Fraiture v. Board of Directors of 44 King St., Inc.
This text of 2023 NY Slip Op 02741 (Fraiture v. Board of Directors of 44 King St., Inc.) is published on Counsel Stack Legal Research, covering Appellate Division of the Supreme Court of the State of New York primary law. Counsel Stack provides free access to over 12 million legal documents including statutes, case law, regulations, and constitutions.
Opinion
| Fraiture v Board of Directors of 44 King St., Inc. |
| 2023 NY Slip Op 02741 |
| Decided on May 18, 2023 |
| Appellate Division, First Department |
| Published by New York State Law Reporting Bureau pursuant to Judiciary Law § 431. |
| This opinion is uncorrected and subject to revision before publication in the Official Reports. |
Decided and Entered: May 18, 2023
Before: Manzanet-Daniels, J.P., Kapnick, González, Shulman, Higgitt, JJ.
Index No. 655152/21 Appeal No. 289 Case No. 2022-04982
v
Board of Directors of 44 King Street, Inc., et al., Defendants-Respondents.
Rosenberg & Estis, P.C., New York (Bradley S. Silverbush of counsel), for appellants.
Abrams Garfinkel Margolis & Bergson, LLP, New York (Andrew W. Gefell of counsel), for respondents.
Order, Supreme Court, New York County (Melissa A. Crane, J.), entered on or about November 3, 2022, which denied plaintiffs' motion to vacate the court's order, dated June 21, 2022, denying their request to compel discovery identified as privileged, unanimously affirmed, with costs.
Plaintiffs, 49% shareholders in a residential co-op, allege that defendants, the co-op and the board of directors, permitted an illegal and dangerous condition to exist in their building, namely, two openings that connected a co-op unit in their building with a unit in the building next door.

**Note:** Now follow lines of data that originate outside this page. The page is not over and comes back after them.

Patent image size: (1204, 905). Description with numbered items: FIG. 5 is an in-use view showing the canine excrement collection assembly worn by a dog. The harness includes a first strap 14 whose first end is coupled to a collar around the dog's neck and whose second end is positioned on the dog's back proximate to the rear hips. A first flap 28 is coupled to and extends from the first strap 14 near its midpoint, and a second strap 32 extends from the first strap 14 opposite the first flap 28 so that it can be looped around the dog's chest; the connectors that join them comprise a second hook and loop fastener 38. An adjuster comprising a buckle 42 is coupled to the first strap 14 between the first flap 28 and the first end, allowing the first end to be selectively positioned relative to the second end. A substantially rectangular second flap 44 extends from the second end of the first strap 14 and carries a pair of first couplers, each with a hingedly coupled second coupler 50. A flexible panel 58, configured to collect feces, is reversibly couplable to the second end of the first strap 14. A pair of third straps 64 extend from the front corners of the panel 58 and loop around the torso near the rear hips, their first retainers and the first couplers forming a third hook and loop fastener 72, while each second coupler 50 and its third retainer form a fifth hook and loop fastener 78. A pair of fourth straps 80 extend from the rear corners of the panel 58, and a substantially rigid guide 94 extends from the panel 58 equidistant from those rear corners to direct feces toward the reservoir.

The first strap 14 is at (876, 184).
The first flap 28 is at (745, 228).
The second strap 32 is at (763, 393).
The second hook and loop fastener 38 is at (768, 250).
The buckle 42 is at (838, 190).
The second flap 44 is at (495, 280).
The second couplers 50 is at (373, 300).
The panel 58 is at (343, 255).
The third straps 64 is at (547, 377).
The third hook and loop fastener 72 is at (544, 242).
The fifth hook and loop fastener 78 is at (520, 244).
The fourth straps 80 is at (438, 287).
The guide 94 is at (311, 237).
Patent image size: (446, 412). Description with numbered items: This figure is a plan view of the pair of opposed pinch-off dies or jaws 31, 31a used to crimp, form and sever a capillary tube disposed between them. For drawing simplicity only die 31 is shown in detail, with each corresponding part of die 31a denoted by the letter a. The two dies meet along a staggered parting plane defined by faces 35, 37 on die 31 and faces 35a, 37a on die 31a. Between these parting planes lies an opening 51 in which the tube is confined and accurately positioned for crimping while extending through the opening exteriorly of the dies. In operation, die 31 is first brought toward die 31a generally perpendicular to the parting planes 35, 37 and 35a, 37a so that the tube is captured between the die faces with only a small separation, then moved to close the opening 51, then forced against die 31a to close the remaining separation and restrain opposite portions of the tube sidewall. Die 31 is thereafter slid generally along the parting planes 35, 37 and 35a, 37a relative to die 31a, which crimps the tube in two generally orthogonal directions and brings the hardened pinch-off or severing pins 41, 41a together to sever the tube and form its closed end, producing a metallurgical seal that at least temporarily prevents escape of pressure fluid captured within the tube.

The court properly denied plaintiffs' motion to vacate its order denying their request to compel discovery identified as privileged. Plaintiffs are not entitled to defendants' attorney-client communication under the narrow fiduciary exception given the parties' adversarial relationship (see NAMA Holdings, LLC v Greenberg Traurig LLP, 133 AD3d 46, 52 [1st Dept 2015]). Plaintiffs retained their own counsel to seek legal advice to protect their own self-interests, "rather than to guide the fiduciary in the performance of his or her own duties to the beneficiary" (Stock v Schnader Harrison Segal & Lewis LLP, 142 AD3d 210, 219-220 [1st Dept 2016]). Plaintiffs' retention of counsel demonstrated that they did not believe that the co-op's counsel was representing their interests as shareholders (see Barasch v Williams Real Estate Co., Inc., 104 AD3d 490, 492 [1st Dept 2013]).
Plaintiffs were not the "real client" of the board. Plaintiffs informed the board that on January 17, 2020, they had retained counsel to represent them with regard to the issue of closing the openings between the buildings because of the board's deceitful actions and the distrust between the shareholders, and because plaintiffs did not believe that the board would properly represent their interests. Plaintiffs argue that based on defendants' privilege log, starting in 2017, the board had communications with counsel about one of the units in question, and that those communications continued until at least August 2021. Those communications concern the subject of the litigation here; thus, there was an adversarial relationship between the parties, and plaintiffs were not entitled to those attorney-client communications under the fiduciary exception (see Stock, 142 AD3d at 220; Barasch, 104 AD3d at 492; see also Beck v Manufacturers Hanover Trust Co., 218 AD2d 1, 17-18 [1st Dept 1995]).
Because plaintiffs were not the "real client" entitled to invoke the fiduciary exception, the good cause analysis of whether they are entitled to attorney-client communications is not applicable (see Stock, 142 AD3d at 225-226). Were the good cause analysis applicable, we would find that plaintiffs are not entitled to disclosure of the privileged communications. The allegedly dangerous condition has been addressed, and to the extent plaintiffs contend that they nevertheless are entitled to damages, they failed to demonstrate how the [*2]documents sought would have added anything to their damages claim.THIS CONSTITUTES THE DECISION AND ORDER
OF THE SUPREME COURT, APPELLATE DIVISION, FIRST DEPARTMENT.